Awareness Training for Staff
The following sites provide online training for staff who can regularly self-brief on how to identify children and young people who are at risk of or involved in CSE. Staff are expected to use these tools annually to complement the safeguarding training provided by Bright World Guardianships provided by the company.
Staff should register using the following link:
Following registration staff should select the course titled ‘Keep them safe – protecting children from Child Sexual Exploitation:
Bright World Procedure
1. Bright World staff member receives the report about a child or young person displaying indicators of child sexual exploitation from a student, member of staff at a school, parent or other source by face to face disclosure, email or telephone call, or staff member develops concerns that a child or young person is displaying possible indicators of child sexual exploitation.
2. Bright World Staff member adheres to the Child Protection Policy including contemporaneously recording the disclosure in the most appropriate format (using the Tell Explain Describe model if the information is being given by a student), or reporting their concerns in writing to the Designated Safeguarding Lead – DSL, Lana Foster at Head Office.
3. The record of the disclosure is reported verbally as soon as practicable to the Designated Safeguarding Lead (DSL), Lana Foster at Head Office on 01273 835745.
4. The staff member must submit a written record of the disclosure or concern on an IBOS Student Record – Incident Record (Head Office staff) or an email to Jenny Rumble (email@example.com) or Lana Foster (firstname.lastname@example.org).

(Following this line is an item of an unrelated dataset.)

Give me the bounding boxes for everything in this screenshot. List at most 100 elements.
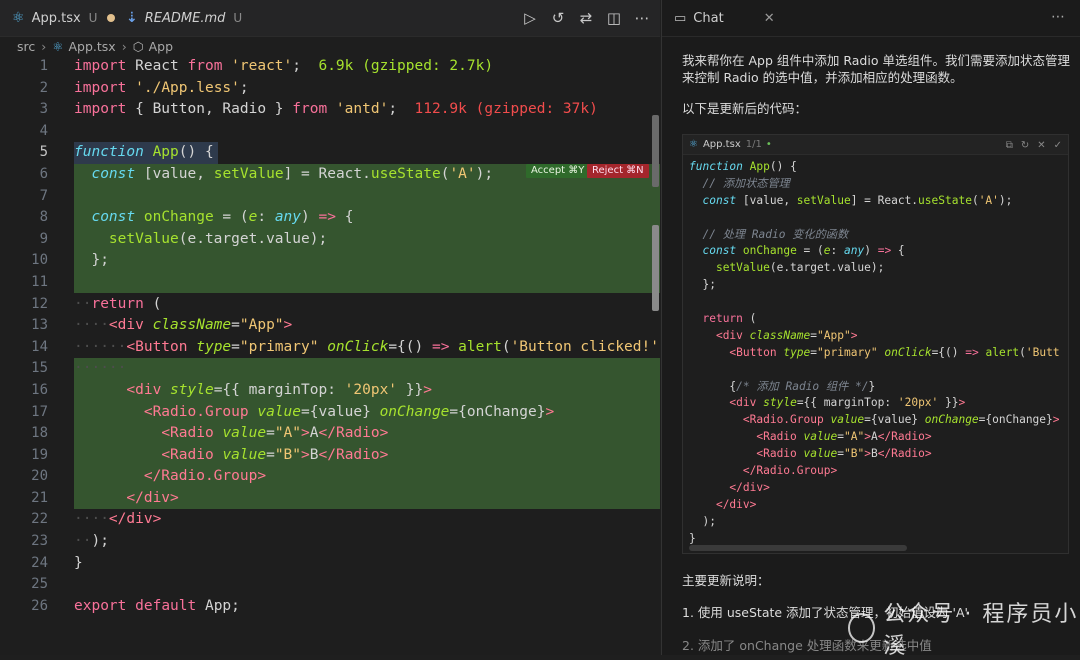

5. The DSL will hold an emergency strategy meeting to discuss the incident, assess the alleged threat and risk to the child, implement an action plan and continue to review the situation until a resolution has been achieved.
6. The meeting will be recorded with timed and dated entries within a Student Record – Incident Record to record all actions and updates.
7. The incident will be referred to a statutory agency for further review where this is a necessary, relevant and proportionate course of action where a child or young person may be at risk of suffering significant harm or in need of support.